A raiz da nossa polarização
A tribo só quer saber se o chefe será capaz de trazer a vitória
Eleições podem ser lidas como disputas tribais. Com uma característica: em vez de tribos inteiras entrarem em guerra, seus líderes enfrentam-se num duelo mortal, poupando da morte os liderados do perdedor. Aos quais fica reservado o “benefício” da escravidão, em modalidades mais ou menos explícitas. Ou, numa hipótese benigna, lhes é oferecida a paz honrosa. Este segundo caso costuma frequentar mesmo é o universo da ficção.
Em eleições, a disputa final entre os chefes tribais acontece nas urnas. E os debates? Acabaram institucionalizando-se como lutas preliminares, para medir dois atributos essenciais: 1) a capacidade de manter o equilíbrio e reagir de modo eficaz sob pressão; e 2) a capacidade de fazer o integrante da tribo sentir orgulho e confiança quando avalia a força do chefe. E as duas variáveis estão longe de ser independentes. Em resumo, a tribo só quer saber se o chefe será capaz de trazer a vitória.

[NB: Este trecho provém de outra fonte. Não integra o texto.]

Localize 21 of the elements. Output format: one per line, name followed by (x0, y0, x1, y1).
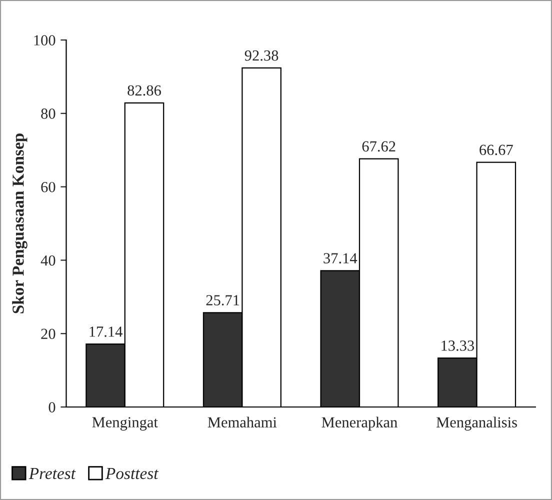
y-tick-label: 100 (34, 35, 56, 46)
data-label: 92.38 (244, 50, 278, 61)
y-tick-label: 0 (48, 402, 56, 412)
y-axis-title: Skor Penguasaan Konsep (12, 134, 28, 314)
x-tick-label: Mengingat (92, 417, 158, 431)
x-tick-label: Menerapkan (322, 416, 398, 431)
data-label: 37.14 (324, 253, 358, 264)
legend-label: Pretest (28, 468, 76, 480)
data-label: 17.14 (90, 326, 122, 337)
x-tick-label: Memahami (208, 416, 277, 428)
y-tick-label: 20 (41, 328, 56, 340)
y-tick-label: 40 (40, 255, 56, 266)
legend-label: Posttest (105, 468, 159, 480)
y-tick-label: 60 (41, 182, 56, 192)
data-label: 13.33 (442, 340, 474, 351)
data-label: 67.62 (362, 141, 396, 152)
x-tick-label: Menganalisis (436, 416, 517, 431)
data-label: 82.86 (128, 85, 161, 96)
data-label: 25.71 (206, 295, 240, 306)
data-label: 66.67 (480, 144, 513, 156)
y-tick-label: 80 (41, 108, 56, 119)
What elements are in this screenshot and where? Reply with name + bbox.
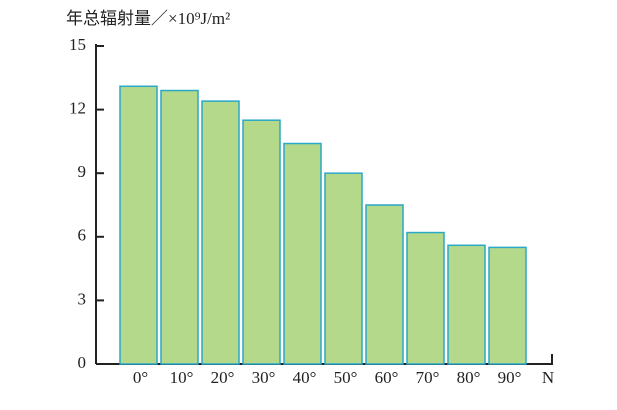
bar xyxy=(447,244,486,365)
x-tick-label: 90° xyxy=(498,368,522,387)
chart-title: 年总辐射量／×10⁹J/m² xyxy=(66,9,230,28)
x-tick-label: 70° xyxy=(416,368,440,387)
y-tick-label: 3 xyxy=(78,289,87,308)
bar xyxy=(242,119,281,365)
bar xyxy=(160,89,199,365)
bar xyxy=(201,100,240,365)
bar xyxy=(406,231,445,365)
bar xyxy=(365,204,404,365)
y-tick-label: 15 xyxy=(69,35,86,54)
y-tick-label: 6 xyxy=(78,226,87,245)
y-tick-label: 0 xyxy=(78,353,87,372)
x-tick-label: 40° xyxy=(293,368,317,387)
bar xyxy=(324,172,363,365)
bar xyxy=(488,246,527,365)
x-tick-label: 0° xyxy=(133,368,148,387)
bar xyxy=(283,142,322,365)
x-axis-label: N xyxy=(542,368,554,387)
x-tick-label: 60° xyxy=(375,368,399,387)
x-tick-label: 20° xyxy=(211,368,235,387)
x-tick-label: 30° xyxy=(252,368,276,387)
y-tick-label: 12 xyxy=(69,99,86,118)
x-tick-label: 50° xyxy=(334,368,358,387)
x-tick-label: 10° xyxy=(170,368,194,387)
x-tick-label: 80° xyxy=(457,368,481,387)
bar xyxy=(119,85,158,365)
y-tick-label: 9 xyxy=(78,162,87,181)
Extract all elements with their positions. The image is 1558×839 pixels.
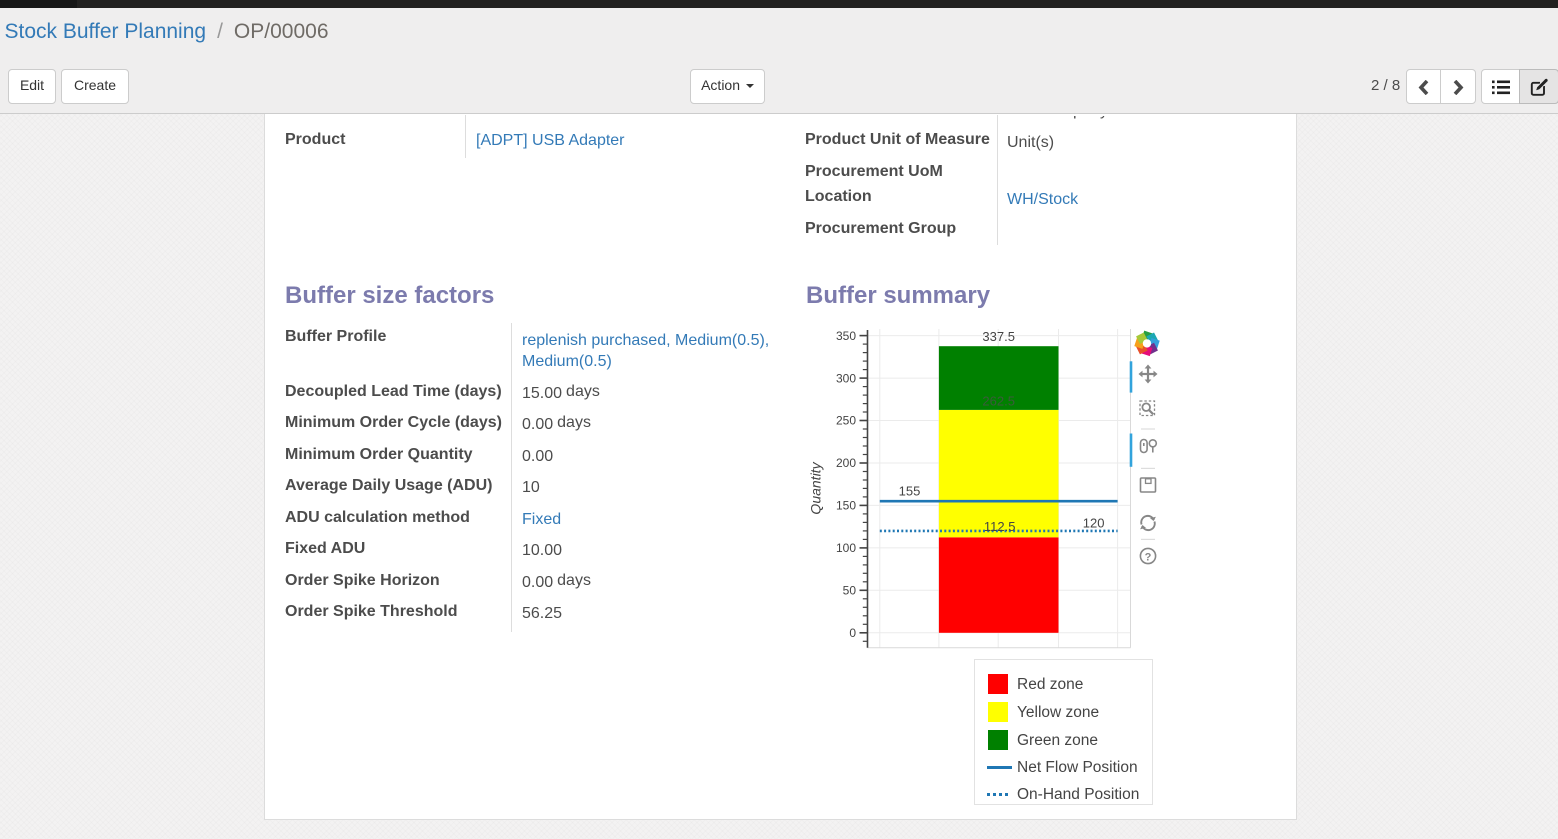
svg-text:250: 250 bbox=[836, 414, 856, 428]
svg-text:262.5: 262.5 bbox=[982, 394, 1015, 409]
svg-text:?: ? bbox=[1145, 552, 1152, 564]
svg-text:150: 150 bbox=[836, 499, 856, 513]
svg-text:50: 50 bbox=[843, 584, 857, 598]
svg-text:350: 350 bbox=[836, 329, 856, 343]
svg-text:337.5: 337.5 bbox=[982, 329, 1015, 344]
svg-text:112.5: 112.5 bbox=[984, 519, 1016, 534]
svg-text:100: 100 bbox=[836, 541, 856, 555]
svg-text:155: 155 bbox=[899, 484, 921, 499]
svg-text:0: 0 bbox=[849, 626, 856, 640]
svg-text:120: 120 bbox=[1083, 516, 1105, 531]
svg-text:300: 300 bbox=[836, 371, 856, 385]
svg-text:200: 200 bbox=[836, 456, 856, 470]
svg-text:Quantity: Quantity bbox=[808, 461, 824, 514]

Daí a platitude de reclamar que “infelizmente, o debate não trouxe propostas”. Quem quiser propostas deve procurar na internet ou nos comitês dos candidatos os tradicionais documentos redigidos para esse fim, no mais das vezes repletos de intenções que não se realizarão, pois infelizmente as circunstâncias impedirão. Frustração que será digerida pelos integrantes da tribo conforme contemplados com o butim produto da vitória.
Uma consequência conhecida é a tradicional pouca disposição de largar o bem-bom só porque o programa não foi aplicado. Pois o problema só passa a incomodar quando a não aplicação do programa traz riscos à perpetuação da tribo nos espaços de poder.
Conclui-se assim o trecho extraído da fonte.